Traer and two colleagues have calculated the carbon footprint for nine heroes from the comic book canon — and realized that Earth might be better off if they stopped trying to save it.
The results are enough to make several people wince as they walk past Traer’s presentation in AGU’s cavernous poster hall. According to Traer’s research, most superheroes would use up hundreds of times more fossil fuels than the average American.
Barbara Gordon, the computer wizard also known as Oracle, is by far the worst offender: Even if her servers ran on a combination of clean energy — nuclear, hydroelectric, solar, wind and geothermal — running them would still release more than 1.3 billion pounds of carbon dioxide per year.
But Gordon’s DC Comics associates are hardly better. To run at the speed of light, the Flash would need to consume 59,863,610,416 calories per second — the rough equivalent of a 12-foot tall hamburger every week. That adds up to nearly 90 million pounds of carbon dioxide per year. Meanwhile, flying alone would require Batman to burn the fossil fuel equivalent of 344 plane rides from New York to San Francisco.

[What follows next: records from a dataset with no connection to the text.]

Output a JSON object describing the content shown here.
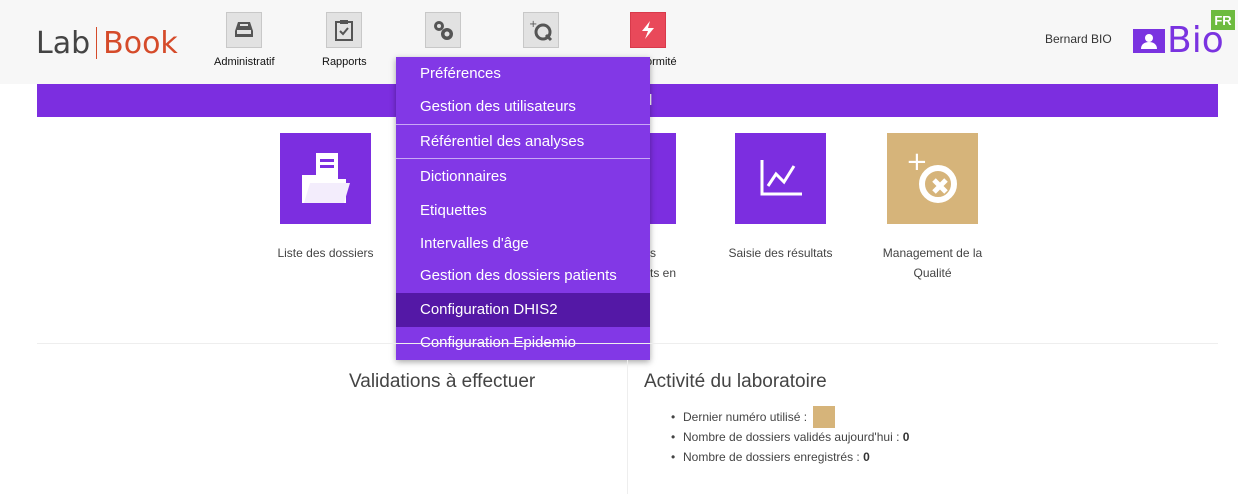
{
  "header": {
    "logo": {
      "part1": "Lab",
      "part2": "Book"
    },
    "nav": [
      {
        "label": "Administratif",
        "icon": "inbox-tray-icon"
      },
      {
        "label": "Rapports",
        "icon": "clipboard-check-icon"
      },
      {
        "label": "",
        "icon": "gears-icon"
      },
      {
        "label": "",
        "icon": "quality-cross-icon"
      },
      {
        "label": "ormité",
        "icon": "lightning-icon"
      }
    ],
    "user": "Bernard BIO",
    "bio_logo": "Bio",
    "language": "FR"
  },
  "banner": {
    "text": "l"
  },
  "tiles": [
    {
      "label": "Liste des dossiers",
      "icon": "folder-document-icon",
      "color": "#7c2ee0"
    },
    {
      "label_line1": "s",
      "label_line2": "ts en",
      "icon": "partially-hidden-tile",
      "color": "#7c2ee0"
    },
    {
      "label": "Saisie des résultats",
      "icon": "line-chart-icon",
      "color": "#7c2ee0"
    },
    {
      "label_line1": "Management de la",
      "label_line2": "Qualité",
      "icon": "quality-cross-icon",
      "color": "#d6b47a"
    }
  ],
  "dropdown": {
    "items": [
      "Préférences",
      "Gestion des utilisateurs",
      "Référentiel des analyses",
      "Dictionnaires",
      "Etiquettes",
      "Intervalles d'âge",
      "Gestion des dossiers patients",
      "Configuration DHIS2",
      "Configuration Epidemio"
    ],
    "active": "Configuration DHIS2"
  },
  "validations": {
    "title": "Validations à effectuer"
  },
  "activity": {
    "title": "Activité du laboratoire",
    "items": [
      {
        "label": "Dernier numéro utilisé :",
        "value": ""
      },
      {
        "label": "Nombre de dossiers validés aujourd'hui :",
        "value": "0"
      },
      {
        "label": "Nombre de dossiers enregistrés :",
        "value": "0"
      }
    ]
  },
  "colors": {
    "primary": "#7c2ee0",
    "menu": "#8238e6",
    "menu_active": "#5418a6",
    "gold": "#d6b47a",
    "logo_red": "#d54b2a",
    "fr_green": "#6dbb3f"
  }
}
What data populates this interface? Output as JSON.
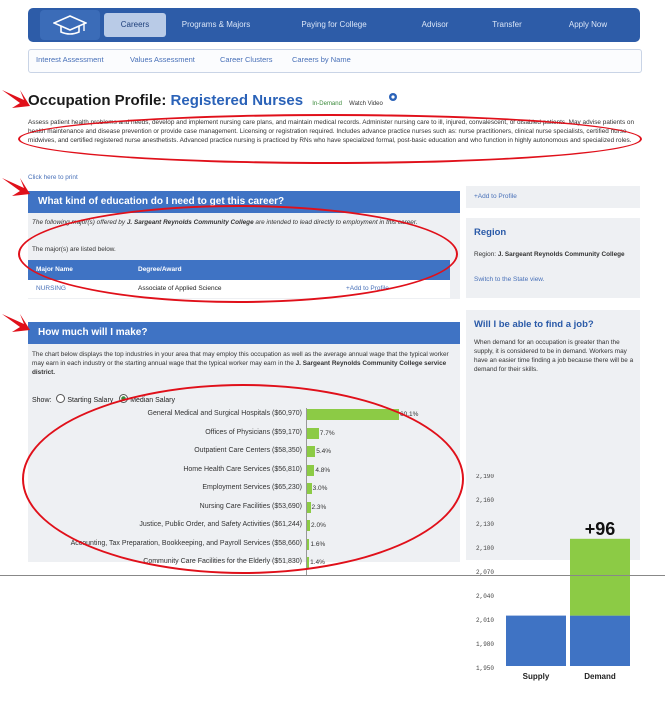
{
  "nav": {
    "tabs": [
      "Careers",
      "Programs & Majors",
      "Paying for College",
      "Advisor",
      "Transfer",
      "Apply Now"
    ],
    "active": "Careers"
  },
  "subnav": [
    "Interest Assessment",
    "Values Assessment",
    "Career Clusters",
    "Careers by Name"
  ],
  "profile": {
    "prefix": "Occupation Profile:",
    "occupation": "Registered Nurses",
    "in_demand": "In-Demand",
    "watch_video": "Watch Video",
    "description": "Assess patient health problems and needs, develop and implement nursing care plans, and maintain medical records. Administer nursing care to ill, injured, convalescent, or disabled patients. May advise patients on health maintenance and disease prevention or provide case management. Licensing or registration required. Includes advance practice nurses such as: nurse practitioners, clinical nurse specialists, certified nurse midwives, and certified registered nurse anesthetists. Advanced practice nursing is practiced by RNs who have specialized formal, post-basic education and who function in highly autonomous and specialized roles.",
    "print_link": "Click here to print"
  },
  "education": {
    "heading": "What kind of education do I need to get this career?",
    "intro_pre": "The following major(s) offered by",
    "college": "J. Sargeant Reynolds Community College",
    "intro_post": "are intended to lead directly to employment in this career.",
    "listed": "The major(s) are listed below.",
    "columns": [
      "Major Name",
      "Degree/Award"
    ],
    "rows": [
      {
        "major": "NURSING",
        "degree": "Associate of Applied Science",
        "action": "+Add to Profile"
      }
    ]
  },
  "salary": {
    "heading": "How much will I make?",
    "text_pre": "The chart below displays the top industries in your area that may employ this occupation as well as the average annual wage that the typical worker may earn in each industry or the starting annual wage that the typical worker may earn in the",
    "district": "J. Sargeant Reynolds Community College service district.",
    "show_label": "Show:",
    "options": [
      "Starting Salary",
      "Median Salary"
    ],
    "selected": "Median Salary"
  },
  "chart_data": [
    {
      "type": "bar",
      "orientation": "horizontal",
      "categories": [
        "General Medical and Surgical Hospitals ($60,970)",
        "Offices of Physicians ($59,170)",
        "Outpatient Care Centers ($58,350)",
        "Home Health Care Services ($56,810)",
        "Employment Services ($65,230)",
        "Nursing Care Facilities ($53,690)",
        "Justice, Public Order, and Safety Activities ($61,244)",
        "Accounting, Tax Preparation, Bookkeeping, and Payroll Services ($58,660)",
        "Community Care Facilities for the Elderly ($51,830)"
      ],
      "values": [
        60.1,
        7.7,
        5.4,
        4.8,
        3.0,
        2.3,
        2.0,
        1.6,
        1.4
      ],
      "value_labels": [
        "60.1%",
        "7.7%",
        "5.4%",
        "4.8%",
        "3.0%",
        "2.3%",
        "2.0%",
        "1.6%",
        "1.4%"
      ],
      "color": "#8ccb45"
    },
    {
      "type": "bar",
      "categories": [
        "Supply",
        "Demand"
      ],
      "series": [
        {
          "values": [
            2013,
            2013
          ],
          "color": "#3f73c4"
        },
        {
          "values": [
            0,
            96
          ],
          "color": "#8ccb45"
        }
      ],
      "ylim": [
        1950,
        2190
      ],
      "yticks": [
        "2,190",
        "2,160",
        "2,130",
        "2,100",
        "2,070",
        "2,040",
        "2,010",
        "1,980",
        "1,950"
      ],
      "annotation": "+96"
    }
  ],
  "sidebar": {
    "add_profile": "+Add to Profile",
    "region_heading": "Region",
    "region_label": "Region:",
    "region_name": "J. Sargeant Reynolds Community College",
    "switch_link": "Switch to the State view.",
    "job_heading": "Will I be able to find a job?",
    "job_text": "When demand for an occupation is greater than the supply, it is considered to be in demand. Workers may have an easier time finding a job because there will be a demand for their skills."
  },
  "colors": {
    "nav": "#2d5ca8",
    "header": "#3f73c4",
    "bar_green": "#8ccb45",
    "annotation": "#e0101a"
  }
}
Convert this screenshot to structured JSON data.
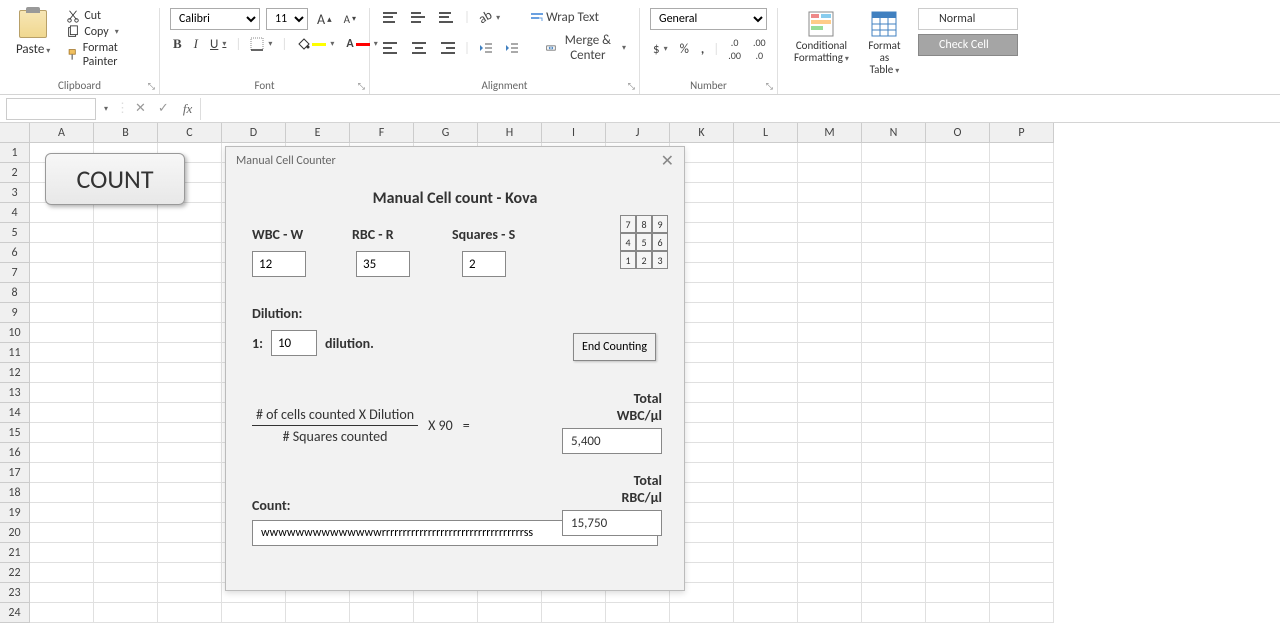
{
  "ribbon": {
    "clipboard": {
      "label": "Clipboard",
      "paste": "Paste",
      "cut": "Cut",
      "copy": "Copy",
      "format_painter": "Format Painter"
    },
    "font": {
      "label": "Font",
      "font_name": "Calibri",
      "font_size": "11",
      "increase": "A",
      "decrease": "A"
    },
    "alignment": {
      "label": "Alignment",
      "wrap": "Wrap Text",
      "merge": "Merge & Center"
    },
    "number": {
      "label": "Number",
      "format": "General"
    },
    "cond": "Conditional Formatting",
    "asTable": "Format as Table",
    "styles": {
      "normal": "Normal",
      "check": "Check Cell"
    }
  },
  "formula_bar": {
    "name_box": "",
    "formula": ""
  },
  "grid": {
    "cols": [
      "A",
      "B",
      "C",
      "D",
      "E",
      "F",
      "G",
      "H",
      "I",
      "J",
      "K",
      "L",
      "M",
      "N",
      "O",
      "P"
    ],
    "rows": 24
  },
  "count_button": "COUNT",
  "dialog": {
    "title": "Manual Cell Counter",
    "heading": "Manual Cell count - Kova",
    "wbc_label": "WBC - W",
    "rbc_label": "RBC - R",
    "squares_label": "Squares - S",
    "wbc": "12",
    "rbc": "35",
    "squares": "2",
    "keypad": [
      [
        "7",
        "8",
        "9"
      ],
      [
        "4",
        "5",
        "6"
      ],
      [
        "1",
        "2",
        "3"
      ]
    ],
    "end_counting": "End Counting",
    "dilution_label": "Dilution:",
    "dilution_prefix": "1:",
    "dilution_val": "10",
    "dilution_suffix": "dilution.",
    "formula_top": "# of cells counted  X  Dilution",
    "formula_bottom": "# Squares counted",
    "formula_mult": "X 90",
    "formula_eq": "=",
    "total_wbc_label": "Total WBC/µl",
    "total_wbc": "5,400",
    "total_rbc_label": "Total RBC/µl",
    "total_rbc": "15,750",
    "count_label": "Count:",
    "count_val": "wwwwwwwwwwwwwwrrrrrrrrrrrrrrrrrrrrrrrrrrrrrrrrrrss"
  }
}
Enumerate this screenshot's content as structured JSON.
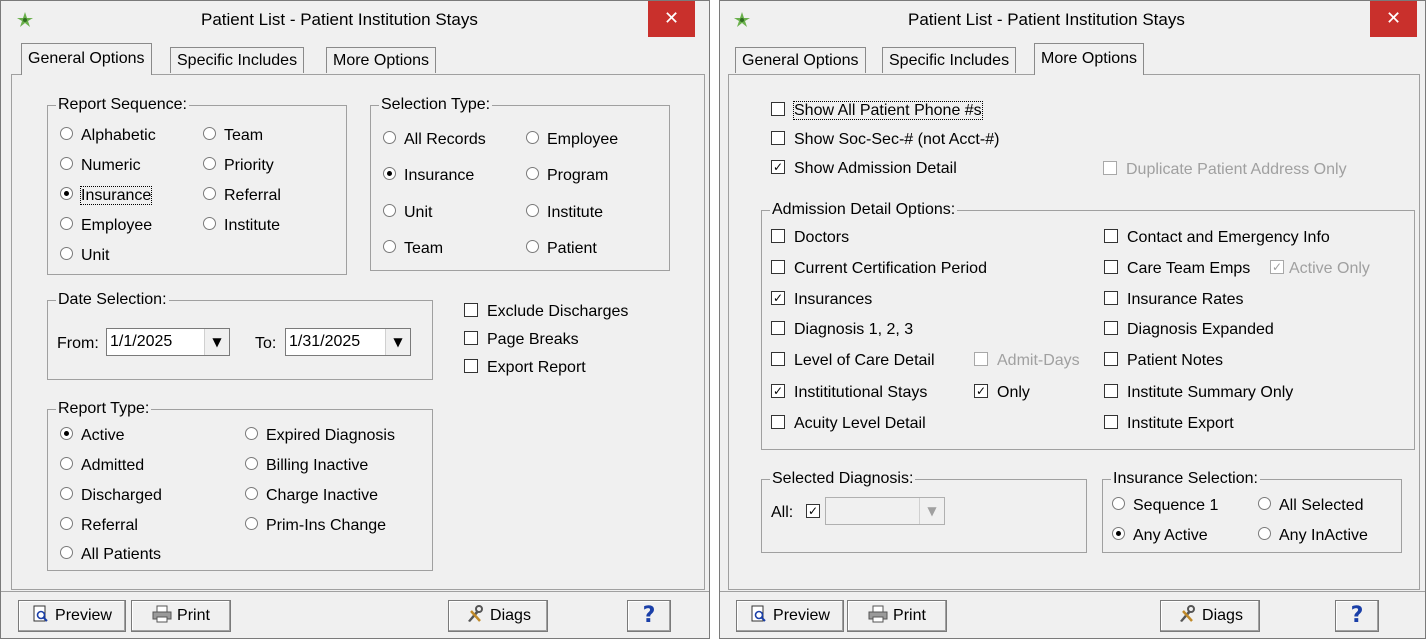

“Plus Batman drives around a car that literally shoots fire out the back,” Traer says. “That has to be terrible for the environment.”
Sim Jones, a meteorologist for Cherokee Nation Strategic Programs who has wandered over from the atmospheric science section of the poster hall, nods his agreement: “And the Batmobile is definitely not a hybrid.”
That makes Traer chuckle.
The superhero presentation is one of a series; further down the row of poster presentations, paleontologist Ryan Haupt is pointing out inaccuracies in “Jurassic Park” — for one thing, the movie is populated mostly with dinosaurs from the late Cretaceous, the period after the Jurassic ended 145 million years ago. Meanwhile, glacier expert Martin Truffer is examining the dubious physics of a “Game of Thrones”-style wall of ice.
This poster presentation session is Traer and Haupt’s brainchild, conceived in response to a call-out for proposals from AGU’s Sharing Science program. They call it “Science and Sci-Fi: Using Real Science to Explore Fictional Worlds.”
“Ryan had this idea to connect science to things people already care about,” Traer explains. Science fiction and fantasy seemed like the perfect vehicle: the genres are all about world-building, “and so is geology.”